Harrison applied the “Page 99 Test” to Missing and reported the following:
If one were to follow Ford Madox Ford’s advice and flip to page 99 of Missing, he or she would witness my twenty-year old self desperate to escape an unbearable reality by smoking weed on the night of my mother’s memorial service.Learn more about the book and author at Lindsay Harrison's website.
Page 99 serves as a turning point between two halves of the book. The opening chapters chronicle my family’s frantic search for my mother, who disappeared one morning in the spring of 2006. For forty days, my two older brothers and I met with detectives, hung missing person flyers, chased false leads and questionable sightings, and hoped against hope for a happy reunion. Page 99 concludes the fifth chapter and embodies our heartbreak: our mother’s lifeless body had been found in circumstances far worse than anything our darkest fears had prepared us for.
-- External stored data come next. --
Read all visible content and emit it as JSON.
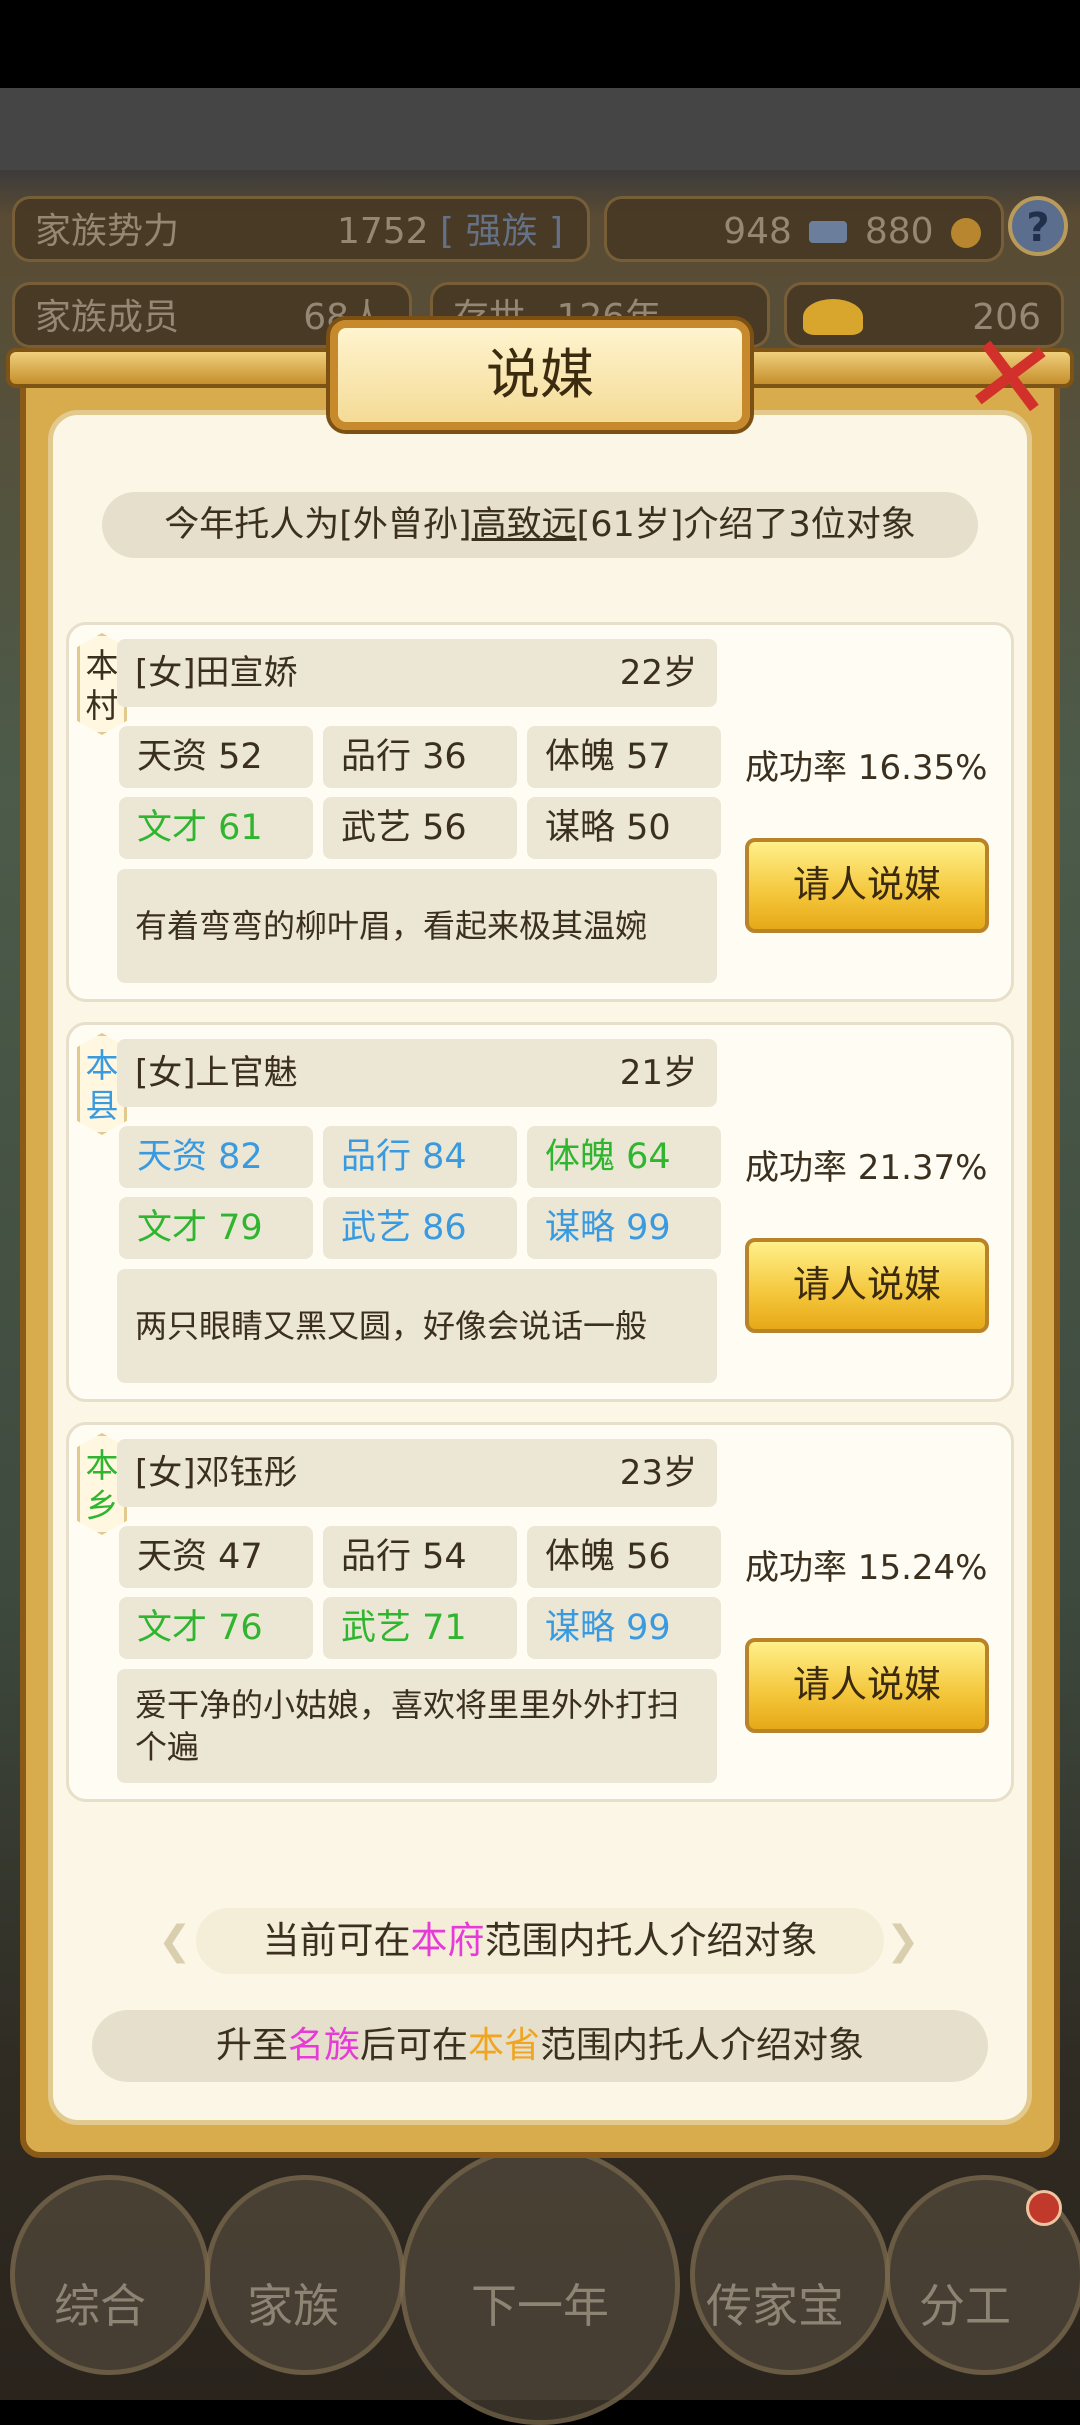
{
  "background": {
    "hud": {
      "family_power_label": "家族势力",
      "family_power_value": "1752",
      "family_power_rank": "[ 强族 ]",
      "currency_a": "948",
      "currency_b": "880",
      "family_members_label": "家族成员",
      "family_members_value": "68人",
      "existence_label": "存世",
      "existence_value": "126年",
      "gold_value": "206",
      "help_symbol": "?"
    },
    "nav": [
      "综合",
      "家族",
      "下一年",
      "传家宝",
      "分工"
    ]
  },
  "dialog": {
    "title": "说媒",
    "close_symbol": "✕",
    "summary": {
      "prefix": "今年托人为[外曾孙]",
      "person": "高致远",
      "suffix": "[61岁]介绍了3位对象"
    },
    "candidates": [
      {
        "tag": "本村",
        "tag_color": "#3b3020",
        "name": "[女]田宣娇",
        "age": "22岁",
        "stats": [
          {
            "label": "天资 52",
            "color": "dark"
          },
          {
            "label": "品行 36",
            "color": "dark"
          },
          {
            "label": "体魄 57",
            "color": "dark"
          },
          {
            "label": "文才 61",
            "color": "green"
          },
          {
            "label": "武艺 56",
            "color": "dark"
          },
          {
            "label": "谋略 50",
            "color": "dark"
          }
        ],
        "description": "有着弯弯的柳叶眉，看起来极其温婉",
        "success_rate": "成功率 16.35%",
        "button": "请人说媒"
      },
      {
        "tag": "本县",
        "tag_color": "#3a9ae0",
        "name": "[女]上官魅",
        "age": "21岁",
        "stats": [
          {
            "label": "天资 82",
            "color": "blue"
          },
          {
            "label": "品行 84",
            "color": "blue"
          },
          {
            "label": "体魄 64",
            "color": "green"
          },
          {
            "label": "文才 79",
            "color": "green"
          },
          {
            "label": "武艺 86",
            "color": "blue"
          },
          {
            "label": "谋略 99",
            "color": "blue"
          }
        ],
        "description": "两只眼睛又黑又圆，好像会说话一般",
        "success_rate": "成功率 21.37%",
        "button": "请人说媒"
      },
      {
        "tag": "本乡",
        "tag_color": "#2fb52f",
        "name": "[女]邓钰彤",
        "age": "23岁",
        "stats": [
          {
            "label": "天资 47",
            "color": "dark"
          },
          {
            "label": "品行 54",
            "color": "dark"
          },
          {
            "label": "体魄 56",
            "color": "dark"
          },
          {
            "label": "文才 76",
            "color": "green"
          },
          {
            "label": "武艺 71",
            "color": "green"
          },
          {
            "label": "谋略 99",
            "color": "blue"
          }
        ],
        "description": "爱干净的小姑娘，喜欢将里里外外打扫个遍",
        "success_rate": "成功率 15.24%",
        "button": "请人说媒"
      }
    ],
    "scope": {
      "prefix": "当前可在",
      "highlight": "本府",
      "suffix": "范围内托人介绍对象"
    },
    "upgrade": {
      "p1": "升至",
      "h1": "名族",
      "p2": "后可在",
      "h2": "本省",
      "p3": "范围内托人介绍对象"
    }
  }
}
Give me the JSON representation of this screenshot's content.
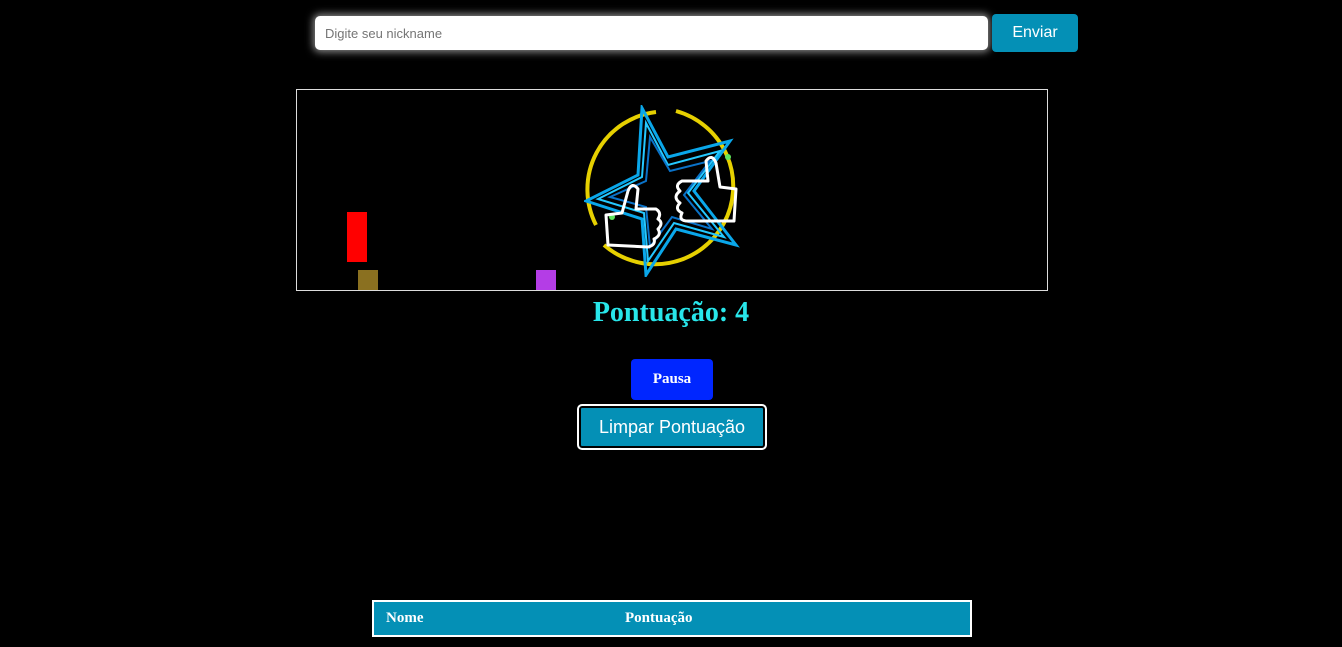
{
  "nickname_form": {
    "placeholder": "Digite seu nickname",
    "value": "",
    "submit_label": "Enviar"
  },
  "game": {
    "logo": "neon-star-thumbs-up-logo",
    "colors": {
      "player": "#ff0000",
      "obstacle_1": "#8a7020",
      "obstacle_2": "#b43de6"
    }
  },
  "score": {
    "text": "Pontuação: 4"
  },
  "controls": {
    "pause_label": "Pausa",
    "clear_label": "Limpar Pontuação"
  },
  "scoreboard": {
    "columns": [
      "Nome",
      "Pontuação"
    ],
    "rows": []
  },
  "colors": {
    "background": "#000000",
    "accent": "#0490b6",
    "pause": "#0026ff",
    "score_text": "#28e6ea"
  }
}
After packing up our mom’s apartment and weathering her memorial service, my brothers and I stood in our father’s kitchen, wondering what we were supposed to do next. As a daughter and a young woman, I am grateful to have survived the events leading up to page 99 of my memoir. As the author of an unwieldy narrative, I was daunted by writing page 100 and all that would follow. Shaping the narrative of grief and recovery proved much harder than relaying the opening story of a missing person search.
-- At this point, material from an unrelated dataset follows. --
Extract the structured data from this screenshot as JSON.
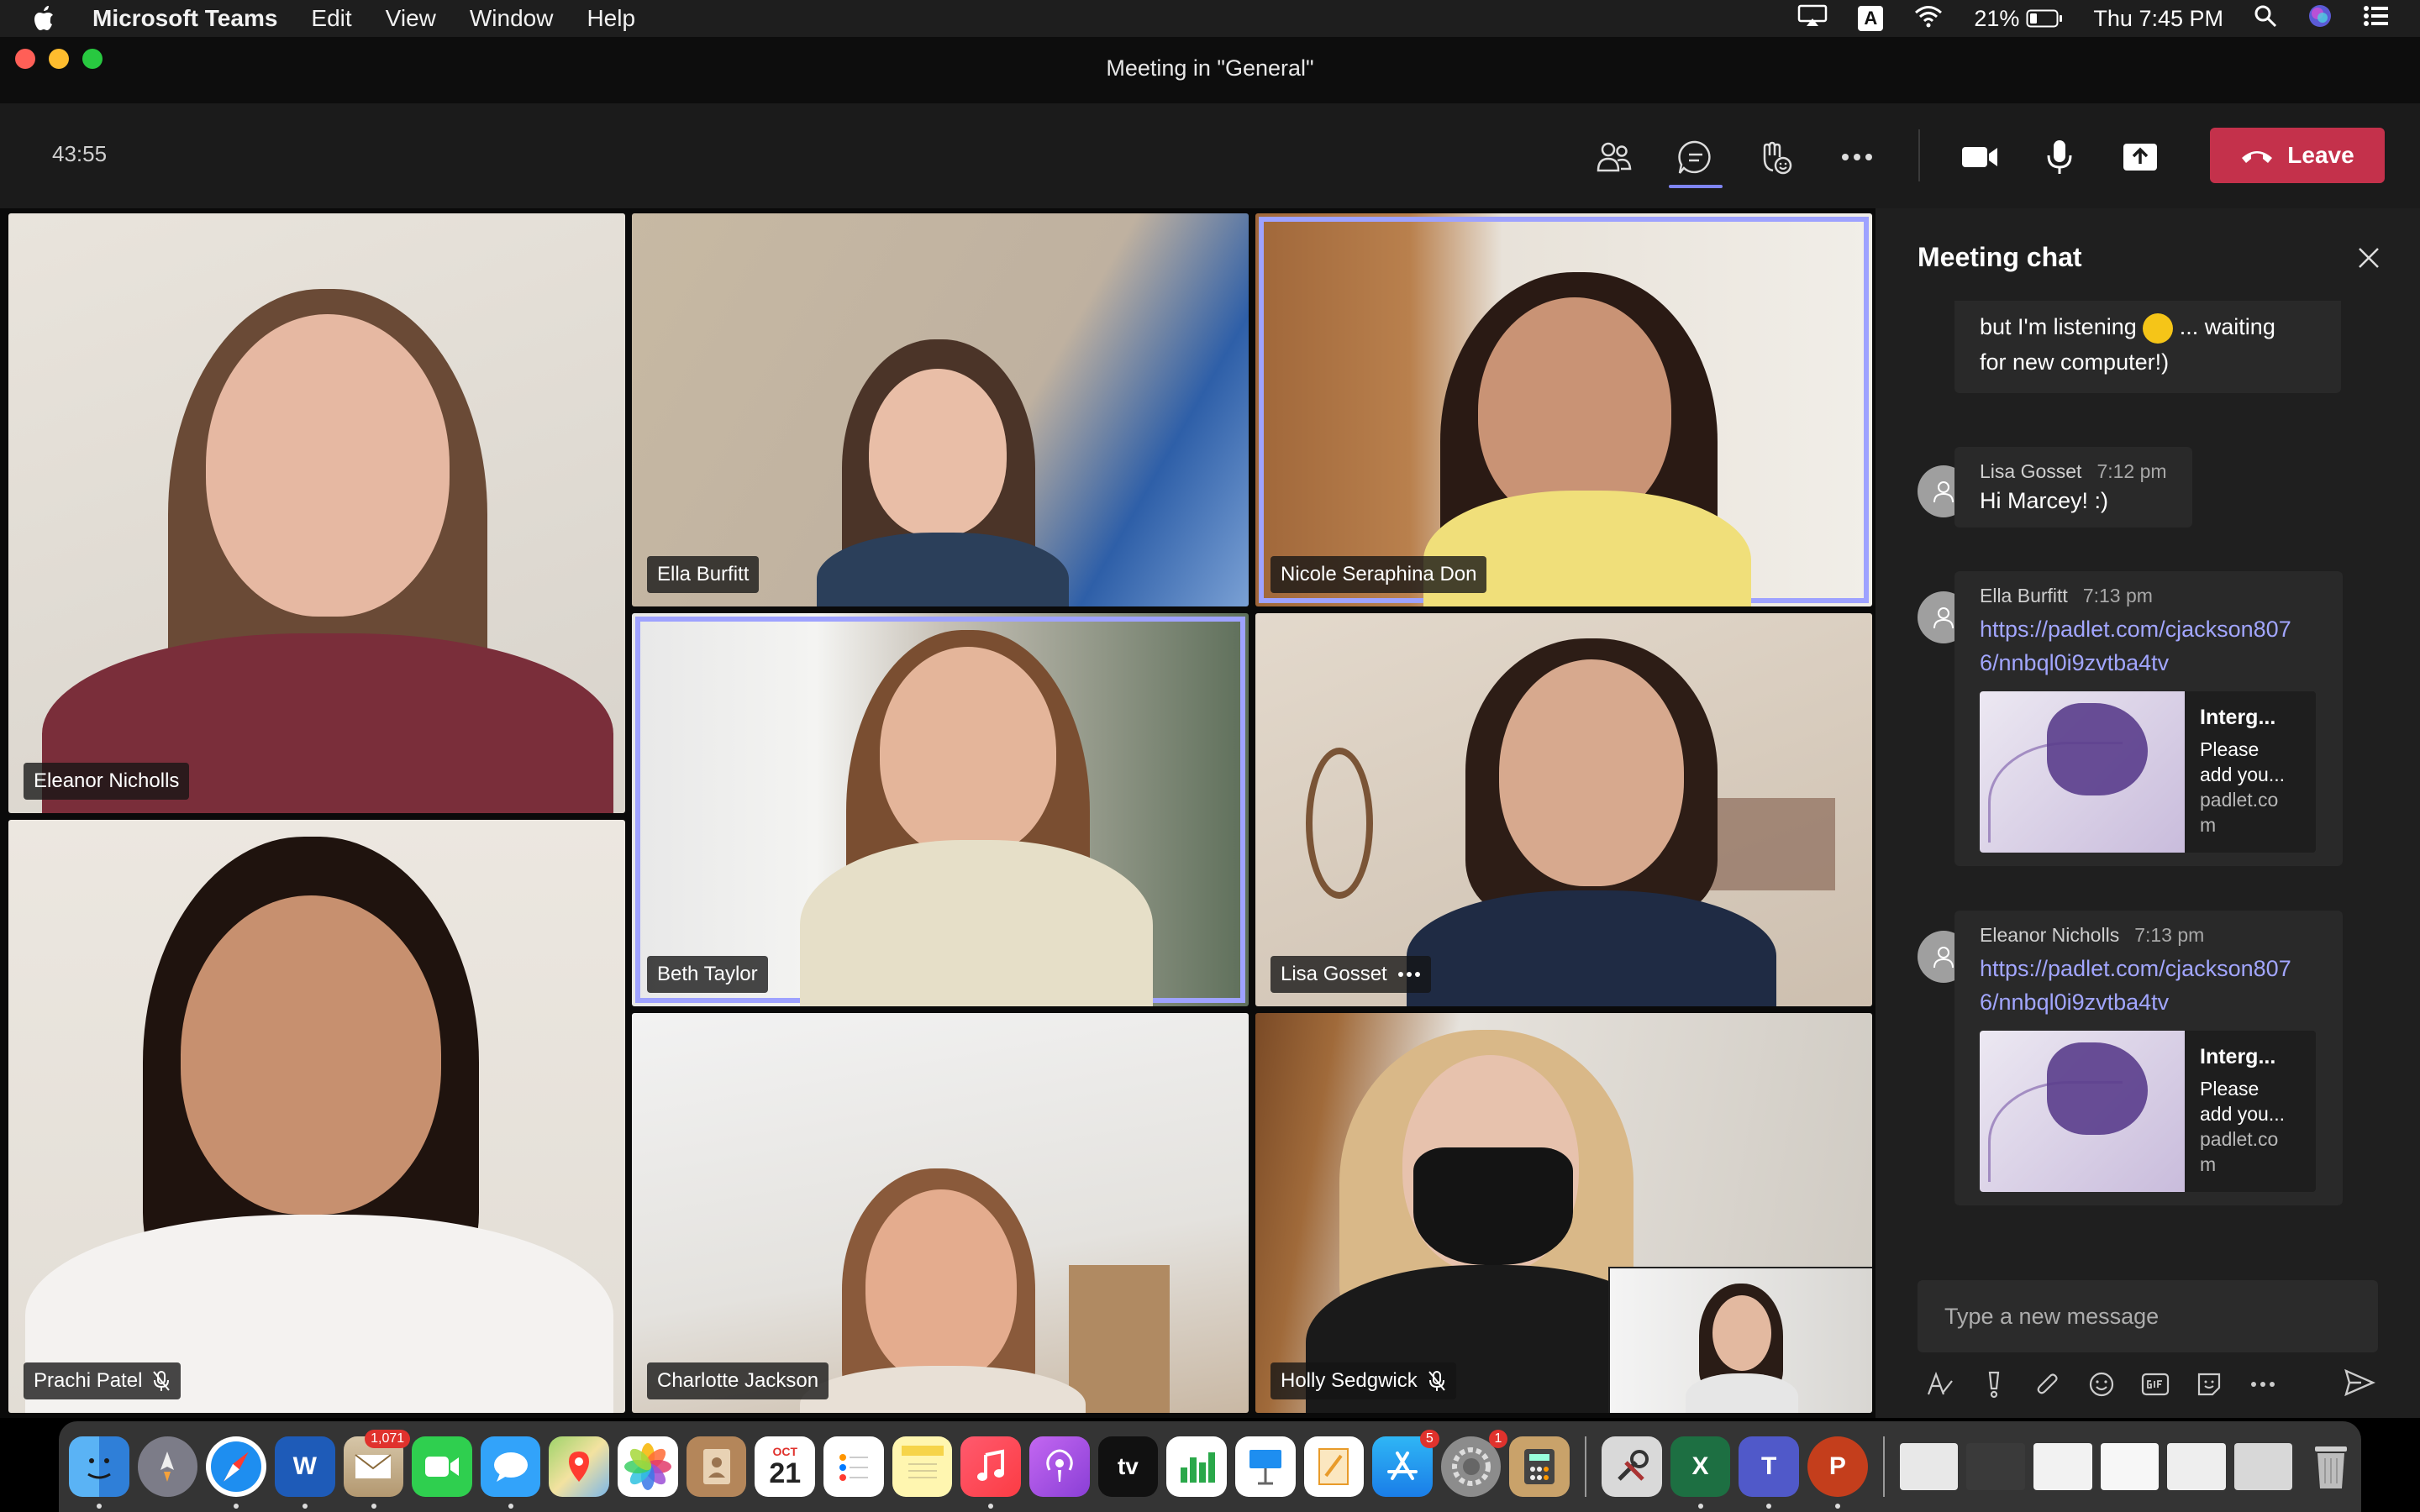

While the first half of the book centers on the search for a missing woman, the second half tackles a more nebulous kind of search: how to cope with the loss of a parent while standing on the verge of adulthood. Page 99 marks the end of one life-altering search and the beginning of one that proves to be more terrifying, yet ultimately more satisfying, to both the daughter and the writer in me.
Page 99 Excerpt:
After most of the guests had left, I went down to the beach with a few friends who were spending the night. We sat on the overturned hull of a dinghy and smoked pot. Cassidy abstained, but she blocked the wind and lit the bowl for me. The horizon disappeared in the dark and the stars jagged into the water. I got to that place—if only for a second—where the past forty days became a figment of my warped imagination. And then someone said she was freezing, and it was real again, and we went back to the house, my bare feet tracking sand all over the floor. Chris, Brad, Dad, and Michele were all standing in the kitchen. The room swayed as if I were standing on a dock. My friends went up to bed. The only fixed points were my brothers—both of them crying for the first time—and my dad, leaning against the refrigerator with his hands jammed in his pockets, his tie loosened, and his sleeves pushed up. I thought I saw him crying too, or maybe it was just that everything was reeling as I started to come down from my high.
“You’ve been smoking pot,” Dad said.
“No I haven’t.”
“I can smell it.”
“Okay, I have.”
He kneaded his hands together. I’d let him down but I didn’t care. All I wanted to know was when I could get my mom back and make all this go away. And if that weren’t possible, getting stoned and pretending I’d hallucinated this whole nightmare struck me as the least of our worries.